The community gathering.
Figure 18.5  In each community you will be able to find model families who are keen to support your advocacy campaigns. (Photo: FMOH/WT)

18.4.4  Developing your message

An advocacy message is a statement that may be tailored to different audiences. These messages define the issue, state solutions, and describe the actions that need to be taken.

18.4.5  Identifing the channels of communication

Identify the channels and the messages to be delivered to the various target audiences through radio, television, flyers, press conferences, or during meetings.

18.4.6  Resource mobilisation

This means you need to identify and attract resources such as money, equipment, volunteers, supplies and space in order to carry out your advocacy campaign.

18.4.7  Advocacy activity

Once you have mobilised all necessary resources, you will be in a position to implement a set of planned activities, sometimes called an action plan, to achieve your advocacy objectives.

18.4.8  Monitoring and evaluating the activities

You need to monitor the process of an activity and gather information about how it is going, in order to measure progress towards your advocacy goal. Then evaluate the data gathered about the advocacy activities and analyse them to support each step of your advocacy campaign.

  • In your community or in your work, have you seen an example of someone using advocacy? This may not even be in the area of health. People advocate for education, for children’s rights, for farming resources, and so on. If you have seen advocacy in action, think about it, and look again at the above list and see which stages you can identify.

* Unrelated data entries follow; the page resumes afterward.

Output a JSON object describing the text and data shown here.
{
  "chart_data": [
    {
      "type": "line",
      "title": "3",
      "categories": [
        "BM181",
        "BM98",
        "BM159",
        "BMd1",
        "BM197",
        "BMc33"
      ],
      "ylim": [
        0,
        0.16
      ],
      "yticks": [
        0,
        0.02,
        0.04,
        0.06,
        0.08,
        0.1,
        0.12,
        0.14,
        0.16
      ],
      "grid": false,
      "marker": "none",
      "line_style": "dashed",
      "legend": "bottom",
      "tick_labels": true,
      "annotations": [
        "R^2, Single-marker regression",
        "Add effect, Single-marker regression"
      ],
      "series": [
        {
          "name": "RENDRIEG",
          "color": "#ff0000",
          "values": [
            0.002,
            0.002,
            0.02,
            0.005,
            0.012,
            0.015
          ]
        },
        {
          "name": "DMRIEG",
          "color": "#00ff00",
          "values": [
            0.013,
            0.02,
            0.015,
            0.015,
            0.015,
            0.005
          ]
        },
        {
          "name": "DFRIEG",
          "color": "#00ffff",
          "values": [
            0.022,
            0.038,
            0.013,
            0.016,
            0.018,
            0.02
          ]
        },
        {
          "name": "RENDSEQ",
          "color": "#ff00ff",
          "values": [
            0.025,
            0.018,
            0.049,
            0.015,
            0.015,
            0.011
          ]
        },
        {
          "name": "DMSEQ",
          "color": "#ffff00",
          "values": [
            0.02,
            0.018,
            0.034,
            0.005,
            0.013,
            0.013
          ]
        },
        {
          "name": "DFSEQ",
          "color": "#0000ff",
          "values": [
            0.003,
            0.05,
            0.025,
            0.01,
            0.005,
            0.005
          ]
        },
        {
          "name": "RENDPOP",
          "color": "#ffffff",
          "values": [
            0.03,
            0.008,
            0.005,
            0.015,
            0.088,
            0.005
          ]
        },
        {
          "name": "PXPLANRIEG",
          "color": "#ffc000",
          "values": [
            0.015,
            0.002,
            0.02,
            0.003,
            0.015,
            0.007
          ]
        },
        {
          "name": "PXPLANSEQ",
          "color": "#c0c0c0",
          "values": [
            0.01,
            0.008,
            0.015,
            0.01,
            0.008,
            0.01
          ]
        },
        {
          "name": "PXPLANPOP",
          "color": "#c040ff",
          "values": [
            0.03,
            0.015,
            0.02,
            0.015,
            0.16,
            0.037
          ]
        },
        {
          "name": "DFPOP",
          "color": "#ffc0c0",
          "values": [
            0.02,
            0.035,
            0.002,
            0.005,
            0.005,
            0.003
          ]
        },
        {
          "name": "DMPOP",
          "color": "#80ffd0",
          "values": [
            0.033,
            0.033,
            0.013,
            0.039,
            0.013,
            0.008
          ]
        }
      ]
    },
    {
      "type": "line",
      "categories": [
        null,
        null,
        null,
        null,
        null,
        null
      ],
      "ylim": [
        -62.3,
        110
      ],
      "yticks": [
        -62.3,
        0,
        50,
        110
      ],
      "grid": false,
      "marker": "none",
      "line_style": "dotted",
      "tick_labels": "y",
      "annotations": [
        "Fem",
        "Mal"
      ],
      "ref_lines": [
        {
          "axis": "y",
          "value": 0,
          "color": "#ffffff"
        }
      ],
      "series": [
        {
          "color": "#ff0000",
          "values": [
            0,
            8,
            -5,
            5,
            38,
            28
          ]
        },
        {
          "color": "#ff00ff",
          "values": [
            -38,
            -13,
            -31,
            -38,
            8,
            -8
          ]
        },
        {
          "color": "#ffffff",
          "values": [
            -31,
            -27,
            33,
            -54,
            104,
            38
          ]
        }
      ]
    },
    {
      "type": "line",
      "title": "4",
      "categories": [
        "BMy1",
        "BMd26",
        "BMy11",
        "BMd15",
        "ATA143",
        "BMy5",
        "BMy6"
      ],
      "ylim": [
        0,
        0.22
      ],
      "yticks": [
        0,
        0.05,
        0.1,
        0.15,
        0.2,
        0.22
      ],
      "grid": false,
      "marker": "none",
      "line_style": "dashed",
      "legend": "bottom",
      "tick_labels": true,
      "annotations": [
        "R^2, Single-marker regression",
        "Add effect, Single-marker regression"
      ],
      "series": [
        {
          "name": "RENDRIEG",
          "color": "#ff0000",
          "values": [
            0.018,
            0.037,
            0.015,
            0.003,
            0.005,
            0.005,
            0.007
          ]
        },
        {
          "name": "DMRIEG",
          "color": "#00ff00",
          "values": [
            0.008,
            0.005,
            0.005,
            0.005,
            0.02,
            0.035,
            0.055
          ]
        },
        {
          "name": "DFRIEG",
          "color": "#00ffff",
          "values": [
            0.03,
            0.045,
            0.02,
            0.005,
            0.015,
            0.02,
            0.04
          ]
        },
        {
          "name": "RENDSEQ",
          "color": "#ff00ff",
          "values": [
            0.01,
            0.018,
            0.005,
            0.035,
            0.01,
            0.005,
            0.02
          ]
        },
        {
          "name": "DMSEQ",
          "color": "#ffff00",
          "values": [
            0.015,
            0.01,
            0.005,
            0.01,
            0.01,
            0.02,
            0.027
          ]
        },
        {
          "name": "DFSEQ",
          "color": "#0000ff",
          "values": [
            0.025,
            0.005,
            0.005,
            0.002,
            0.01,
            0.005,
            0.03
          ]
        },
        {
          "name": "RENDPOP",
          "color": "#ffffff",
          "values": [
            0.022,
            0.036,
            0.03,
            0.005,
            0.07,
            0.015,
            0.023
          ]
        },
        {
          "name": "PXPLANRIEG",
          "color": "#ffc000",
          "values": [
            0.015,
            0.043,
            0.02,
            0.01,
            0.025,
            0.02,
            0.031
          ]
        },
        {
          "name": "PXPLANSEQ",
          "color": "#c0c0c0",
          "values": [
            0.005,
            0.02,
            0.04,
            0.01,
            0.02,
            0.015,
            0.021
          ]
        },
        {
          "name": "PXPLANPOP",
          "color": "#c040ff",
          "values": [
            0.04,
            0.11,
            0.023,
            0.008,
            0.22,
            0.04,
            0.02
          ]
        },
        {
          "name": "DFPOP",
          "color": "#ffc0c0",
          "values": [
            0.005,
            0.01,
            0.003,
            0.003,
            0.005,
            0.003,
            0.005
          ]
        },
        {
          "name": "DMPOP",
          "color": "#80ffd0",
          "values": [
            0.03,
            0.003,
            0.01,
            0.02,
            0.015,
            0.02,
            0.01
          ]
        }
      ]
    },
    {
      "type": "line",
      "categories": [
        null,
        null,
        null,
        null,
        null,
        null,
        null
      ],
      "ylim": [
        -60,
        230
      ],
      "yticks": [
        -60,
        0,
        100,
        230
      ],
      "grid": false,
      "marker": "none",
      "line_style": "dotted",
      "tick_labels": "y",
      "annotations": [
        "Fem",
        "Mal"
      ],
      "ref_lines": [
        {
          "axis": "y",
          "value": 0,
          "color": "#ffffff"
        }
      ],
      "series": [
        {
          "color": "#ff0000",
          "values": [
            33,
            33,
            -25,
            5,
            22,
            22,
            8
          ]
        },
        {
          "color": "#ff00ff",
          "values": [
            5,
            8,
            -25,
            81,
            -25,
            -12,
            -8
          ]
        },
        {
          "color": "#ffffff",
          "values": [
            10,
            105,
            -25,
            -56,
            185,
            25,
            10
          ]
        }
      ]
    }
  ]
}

  • We don’t know what your example will be, but we hope that you have noticed how many of the features of advocacy are ones which crop up time and again in health education, such as knowing your audience, being clear about the message, checking and monitoring your results, and so on. Underlying all health education issues are these processes that help to clarify what is going on and keep them on track. In the case of advocacy, these processes are applied to solving a problem using a group as a resource.